During the session where we discussed data analytics Dan Munro, a contributor at Forbes, brought up the distinction between predictive analytics, proscriptive analytics, and persuasive analytics. Moving quickly past predictive analytics, which everyone seems to be working on, and into proscriptive analytics where actionable information is obtained and used. Then he introduces the notion of persuasive analytics. But sometimes the jargon we use can stand in the way when terms like "big data" and "analytics" become buzz words and lose some of their effectiveness. Dilbert also addressed this issue in the January, 9 2013 comic strip
Dan discussed the ability that retail giant Target has in consumer analytics, and went on to highlight the Gartner hype cycle and quickly walked through the Gartner Hype Cycle methodology which gives a good view of how a technology or application will evolve over time. According to Gartner each of the Hype Cycles drills down into the five key phases of a technology’s life cycle:
- Technology Trigger: A potential technology breakthrough kicks things off. Early proof-of-concept stories and media interest trigger significant publicity. Often no usable products exist and commercial viability is unproven.
- Peak of Inflated Expectations: Early publicity produces a number of success stories—often accompanied by scores of failures. Some companies take action; many do not.
- Trough of Disillusionment: Interest wanes as experiments and implementations fail to deliver. Producers of the technology shake out or fail. Investments continue only if the surviving providers improve their products to the satisfaction of early adopters.
- Slope of Enlightenment: More instances of how the technology can benefit the enterprise start to crystallize and become more widely understood. Second- and third-generation products appear from technology providers. More enterprises fund pilots; conservative companies remain cautious.
- Plateau of Productivity: Mainstream adoption starts to take off. Criteria for assessing provider viability are more clearly defined. The technology’s broad market applicability and relevance are clearly paying off.
In it's recent report "Top Actions for Healthcare Delivery Organization CIOs, 2014: Avoid 25 Years of Mistakes in Enterprise Data Warehousing" Gartner makes the point that healthcare has a compelling need to use more information, and use it better. Enterprise data warehousing (EDW) is an important analytics component addressing various needs: The integrated clinical and business EDW; EHR; claims/revenue cycle; ERP; cost accounting; and patient satisfaction data.
Now that we have widespread adoption of EHRs, providers should leverage EHR data by advancing retrospective and real-time analytics because the superior use of analytics will be a dominant factor for success over the next 4-5 years. As a gushing of new data streams are on the way, CIOs cannot afford the cost, time or agony of repeating classic blunders (avoiding the "nine fatal flaws" in business operations improvement), just to get to an integrated warehouse with clinical data. They point out the Integrating business/financial and clinical data into an effective EDW is the top new healthcare IT initiative and will be necessary to succeed.

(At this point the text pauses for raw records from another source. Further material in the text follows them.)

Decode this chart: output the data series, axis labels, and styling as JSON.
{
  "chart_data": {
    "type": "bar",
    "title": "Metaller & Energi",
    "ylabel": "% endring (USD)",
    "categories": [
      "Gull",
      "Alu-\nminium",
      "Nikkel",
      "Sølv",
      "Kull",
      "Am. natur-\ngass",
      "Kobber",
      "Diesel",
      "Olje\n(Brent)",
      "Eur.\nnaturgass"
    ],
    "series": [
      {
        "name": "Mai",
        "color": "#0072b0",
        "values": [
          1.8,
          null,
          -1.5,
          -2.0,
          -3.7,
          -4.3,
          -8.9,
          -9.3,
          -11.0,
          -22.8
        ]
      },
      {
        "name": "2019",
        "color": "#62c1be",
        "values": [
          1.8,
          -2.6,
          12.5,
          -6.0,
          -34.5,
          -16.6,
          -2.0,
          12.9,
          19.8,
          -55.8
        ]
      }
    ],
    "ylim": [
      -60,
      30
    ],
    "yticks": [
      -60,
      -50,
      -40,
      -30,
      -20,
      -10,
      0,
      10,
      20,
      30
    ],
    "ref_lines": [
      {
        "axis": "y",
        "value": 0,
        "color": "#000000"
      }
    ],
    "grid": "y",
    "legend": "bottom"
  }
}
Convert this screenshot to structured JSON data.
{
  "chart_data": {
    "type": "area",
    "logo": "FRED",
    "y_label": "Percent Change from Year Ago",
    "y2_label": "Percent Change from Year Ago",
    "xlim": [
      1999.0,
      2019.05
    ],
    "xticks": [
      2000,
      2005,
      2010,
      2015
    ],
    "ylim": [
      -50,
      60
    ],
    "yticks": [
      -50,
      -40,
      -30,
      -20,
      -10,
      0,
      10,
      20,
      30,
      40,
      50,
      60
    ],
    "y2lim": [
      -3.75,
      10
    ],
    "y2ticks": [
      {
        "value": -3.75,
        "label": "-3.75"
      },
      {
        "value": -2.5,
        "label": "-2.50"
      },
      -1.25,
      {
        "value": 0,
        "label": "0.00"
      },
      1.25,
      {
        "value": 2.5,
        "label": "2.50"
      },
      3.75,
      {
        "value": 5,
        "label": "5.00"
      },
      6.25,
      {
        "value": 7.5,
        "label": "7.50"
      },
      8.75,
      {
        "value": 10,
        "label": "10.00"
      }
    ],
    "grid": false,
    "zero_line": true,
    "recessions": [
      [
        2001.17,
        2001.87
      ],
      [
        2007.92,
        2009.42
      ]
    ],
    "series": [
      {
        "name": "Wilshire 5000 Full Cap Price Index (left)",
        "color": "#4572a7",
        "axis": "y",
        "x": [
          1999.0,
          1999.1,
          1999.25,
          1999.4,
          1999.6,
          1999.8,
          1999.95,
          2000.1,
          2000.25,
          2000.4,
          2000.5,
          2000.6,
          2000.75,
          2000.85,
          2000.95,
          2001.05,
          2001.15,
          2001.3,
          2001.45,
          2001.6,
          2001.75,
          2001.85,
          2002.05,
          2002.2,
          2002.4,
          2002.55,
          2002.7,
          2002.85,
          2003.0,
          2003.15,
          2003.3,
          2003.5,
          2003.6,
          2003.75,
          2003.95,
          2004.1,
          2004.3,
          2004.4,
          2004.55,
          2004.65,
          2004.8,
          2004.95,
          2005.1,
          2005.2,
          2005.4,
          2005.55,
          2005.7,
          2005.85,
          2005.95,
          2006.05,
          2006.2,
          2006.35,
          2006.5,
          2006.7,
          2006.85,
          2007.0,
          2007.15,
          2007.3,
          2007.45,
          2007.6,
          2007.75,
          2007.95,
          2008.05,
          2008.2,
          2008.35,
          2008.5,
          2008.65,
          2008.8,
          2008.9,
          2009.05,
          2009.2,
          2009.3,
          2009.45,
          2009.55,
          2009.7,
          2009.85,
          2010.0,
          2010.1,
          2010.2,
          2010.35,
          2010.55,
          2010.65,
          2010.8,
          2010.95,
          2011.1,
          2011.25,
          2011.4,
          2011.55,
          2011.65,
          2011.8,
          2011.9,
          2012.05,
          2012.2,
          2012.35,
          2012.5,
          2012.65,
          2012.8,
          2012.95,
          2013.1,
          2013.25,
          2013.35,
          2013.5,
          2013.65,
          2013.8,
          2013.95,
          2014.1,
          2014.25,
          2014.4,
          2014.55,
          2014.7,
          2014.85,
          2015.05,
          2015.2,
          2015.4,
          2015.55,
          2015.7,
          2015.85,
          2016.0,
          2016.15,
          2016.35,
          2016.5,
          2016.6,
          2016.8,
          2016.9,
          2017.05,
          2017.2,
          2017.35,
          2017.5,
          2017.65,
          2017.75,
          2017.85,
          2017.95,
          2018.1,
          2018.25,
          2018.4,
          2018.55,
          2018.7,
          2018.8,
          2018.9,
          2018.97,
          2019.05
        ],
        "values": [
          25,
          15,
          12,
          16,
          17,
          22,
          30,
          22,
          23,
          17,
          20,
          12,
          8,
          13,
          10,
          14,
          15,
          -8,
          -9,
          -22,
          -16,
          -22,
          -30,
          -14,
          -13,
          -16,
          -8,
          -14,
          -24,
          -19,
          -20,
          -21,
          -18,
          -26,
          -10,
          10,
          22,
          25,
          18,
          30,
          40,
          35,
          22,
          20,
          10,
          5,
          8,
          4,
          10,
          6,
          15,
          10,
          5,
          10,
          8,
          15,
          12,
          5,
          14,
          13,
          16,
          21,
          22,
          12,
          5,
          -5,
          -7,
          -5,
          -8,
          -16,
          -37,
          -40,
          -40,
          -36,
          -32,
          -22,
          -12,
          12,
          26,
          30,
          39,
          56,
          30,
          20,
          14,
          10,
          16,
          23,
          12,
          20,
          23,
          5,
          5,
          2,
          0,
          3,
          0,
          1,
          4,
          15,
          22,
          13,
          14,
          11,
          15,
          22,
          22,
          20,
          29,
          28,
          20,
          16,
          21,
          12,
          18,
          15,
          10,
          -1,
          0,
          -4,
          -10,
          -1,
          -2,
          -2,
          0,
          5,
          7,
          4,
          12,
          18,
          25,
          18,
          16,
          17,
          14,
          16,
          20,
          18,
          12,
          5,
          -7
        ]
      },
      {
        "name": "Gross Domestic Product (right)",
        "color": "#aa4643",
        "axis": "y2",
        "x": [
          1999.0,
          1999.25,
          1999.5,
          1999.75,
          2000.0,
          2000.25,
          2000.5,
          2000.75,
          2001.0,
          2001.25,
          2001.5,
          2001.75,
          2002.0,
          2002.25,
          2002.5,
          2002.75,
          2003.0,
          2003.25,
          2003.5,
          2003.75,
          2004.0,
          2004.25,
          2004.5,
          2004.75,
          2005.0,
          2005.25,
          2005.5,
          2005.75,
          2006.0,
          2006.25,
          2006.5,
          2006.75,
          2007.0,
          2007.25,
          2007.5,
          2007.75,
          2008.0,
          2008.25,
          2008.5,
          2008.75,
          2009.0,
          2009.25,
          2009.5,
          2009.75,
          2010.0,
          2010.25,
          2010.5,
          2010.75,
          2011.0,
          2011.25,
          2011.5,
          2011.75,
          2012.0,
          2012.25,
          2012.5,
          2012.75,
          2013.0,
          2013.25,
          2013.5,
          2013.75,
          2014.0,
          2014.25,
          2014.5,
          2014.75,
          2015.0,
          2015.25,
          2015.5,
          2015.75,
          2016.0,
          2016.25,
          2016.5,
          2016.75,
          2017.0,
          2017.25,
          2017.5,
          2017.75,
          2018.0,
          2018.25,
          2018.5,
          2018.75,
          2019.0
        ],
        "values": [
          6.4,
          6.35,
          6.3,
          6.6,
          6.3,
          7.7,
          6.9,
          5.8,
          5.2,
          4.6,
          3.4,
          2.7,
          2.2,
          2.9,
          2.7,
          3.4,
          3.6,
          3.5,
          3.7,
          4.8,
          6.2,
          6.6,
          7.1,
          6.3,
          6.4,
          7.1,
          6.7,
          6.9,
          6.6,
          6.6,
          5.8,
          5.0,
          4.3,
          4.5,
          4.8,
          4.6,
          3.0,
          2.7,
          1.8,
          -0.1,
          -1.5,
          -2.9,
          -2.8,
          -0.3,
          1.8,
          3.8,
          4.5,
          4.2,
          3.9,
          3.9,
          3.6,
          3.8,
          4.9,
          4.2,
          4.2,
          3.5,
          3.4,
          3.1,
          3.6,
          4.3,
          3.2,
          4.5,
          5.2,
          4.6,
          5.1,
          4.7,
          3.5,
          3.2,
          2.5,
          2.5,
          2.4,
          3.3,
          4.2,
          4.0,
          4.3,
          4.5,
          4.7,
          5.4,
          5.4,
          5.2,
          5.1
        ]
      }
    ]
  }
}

Over half of the early stage initiatives Gartner is tracking are either pure analytics (green) or contain an analytics component (yellow).
Hype Cycle for Healthcare Provider Applications, Analytics and Systems, 2013
Source: Gartner (February 2014)
In it's report Gartner stresses the need for strong information governance and the importance of data quality. They also warn not to overestimate the value of a commercial vendor's data model, to avoid underscoping the total effort and personnel needs, and never treat an EDW as just another module from the EHR vendor. They acknowledge the deep need for analytics solutions and show that the shift in payment models fueling this need includes both incentive-based and risk-reward payment models.
In the September 2012 Electronic Healthcare, a new eight-stage Analytics Adoption Model similar to the seven-stage EMR Adoption Model (EMRAM) from HIMSS Analytics was proposed. This model is being widely used to help analytics companies to inform their strategy and product roadmap. An excellent whitepaper that explains the model in greater detail is available HERE. Now HIMSS Analytics has partnered with the International Institute for Analytics (IIA) to create a benchmarking survey designed to measure and score clinical business intelligence and analytics maturity in healthcare organizations. They will use the DELTA model (data, enterprise-focus, leadership, targets and analysts) to assess analytic capabilities. The survey measures 33 competencies based within the DELTA model framework to assess the importance of each competency to the organization and the organization’s effectiveness in performing each competency.
As the Gartner report cautions over-reliance on vendor data models, one thing that I am interested in seeing is: Who will win the day in the exploding health data analytics market, EHR vendors or specialty analytics vendors? I do not think that specific EHR vendors, while they hold a great deal of data and are a critical piece of the puzzle, have the ability to aggregate all of these disparate data sources that will enable them to provide a comprehensive solution. So it will likely take partnerships between EHR vendors, HIE vendors, and analytics vendors to provide the true value that health systems will need to thrive in a transformed healthcare marketplace.